The Gold Rush was a mass, almost flash migration (1848-1855) that changed American history. By the 1860s, railroads had replaced covered wagons, Indians had lost their last sovereign native lands; anti-slavery unionists were benefiting from the staggering resources of the new, "free" state of California, and multiculturalism was the very fuel of American economic growth; half of the 90,000 people who moved to California in 1849 came by sea -- from Latin America, Hawaii, and China. The sum of it all: Manifest destiny had transformed the dream into reality.

"The Age of Gold: The California Gold Rush and the New American Dream" by H.W. Brands

Brands claims that gold fever changed the American mindset -- from work ethic to "win instantly." But most of the hundreds of thousands who trudged over the Sierras from the late 1840s through the mid 1850s did not get rich -- instantly or otherwise. Only a small percentage of prospectors turned a profit. The smarter businesses turned out to be dry goods, groceries, and -- of course -- saloons. Probably the most thorough history of the era, this book includes its bold-face names: John Sutter, on whose land gold was first found, to John Fremont, one of California's first senators -- along with colorful supporting characters like Ah Tye, a strong man for an organization that preyed on newly arrived Chinese immigrants.

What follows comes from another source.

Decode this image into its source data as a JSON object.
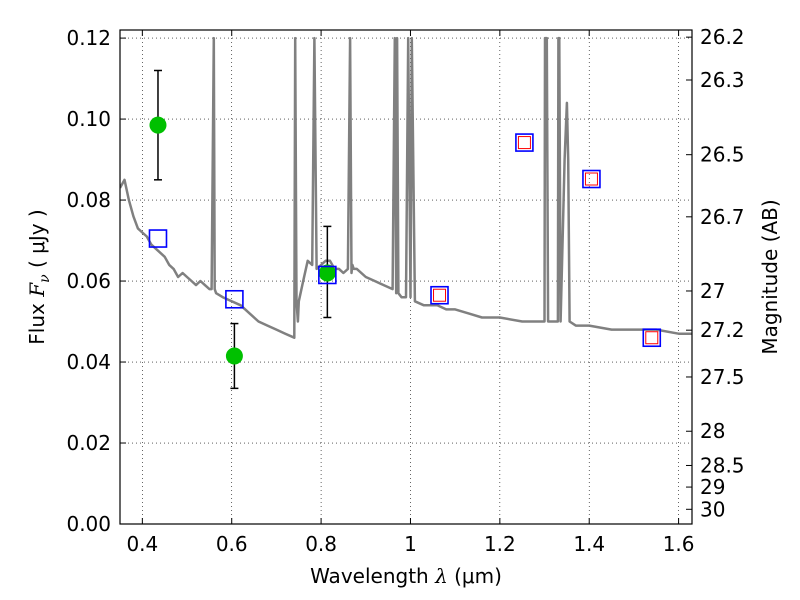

"The World Rushed In" by J. S. Holliday

The heart of Holliday's book are the letters and diary of a forty-niner named William Swain. History professor Holliday also makes use of Swain's wife and brother's writings, as well as those of other 49ers. Swain was a remarkably dedicated diarist; he documented every single day of his overland journey, except for the three in which he was ill. It was an interesting journey full of new experiences: "Three of our boys forded the Platte with horses to chase the herds of buffalo we have seen all day. They brought one home this evening and we had our first buffalo meat."

"Assembling California" by John McPhee

The longtime staff writer for The New Yorker is an authority on all matters geological. Here, he takes on the very foundation of the Golden State, right down to its global plate tectonics. McPhee by no means limits himself to the Mother Lode foothills. With his geologist guide, Eldridge Moores, he leads us from the Donner Pass, to the Great Central Valley, to the wine country of the Coast Ranges, to the rock of San Francisco, to the San Andreas fault.

"The Shirley Letters: From the California Mines, 1851-1852" by Louise Amelia Knapp Smith Clappe

Although most of the prospecting and mining was done by men, many women joined the migration west and settled in California, too. The letters written by Louise Amelia Knapp Smith Clappe were published in a newspaper in 1851 and 1852 under the pseudonym Dame Shirley. In unflinching prose, she chronicled the descent of a mining community into a dark world of jealousy, greed and treachery. In July, 1852, she wrote that in one twenty-four day stretch, "We have had murders, fearful accidents, bloody deaths, a mob, whippings, a hanging, an attempt at suicide, and a fatal duel...I almost shrink from relating the gloomy news ... But if I leave out the darker shades of our mountain life, the picture will be very incomplete."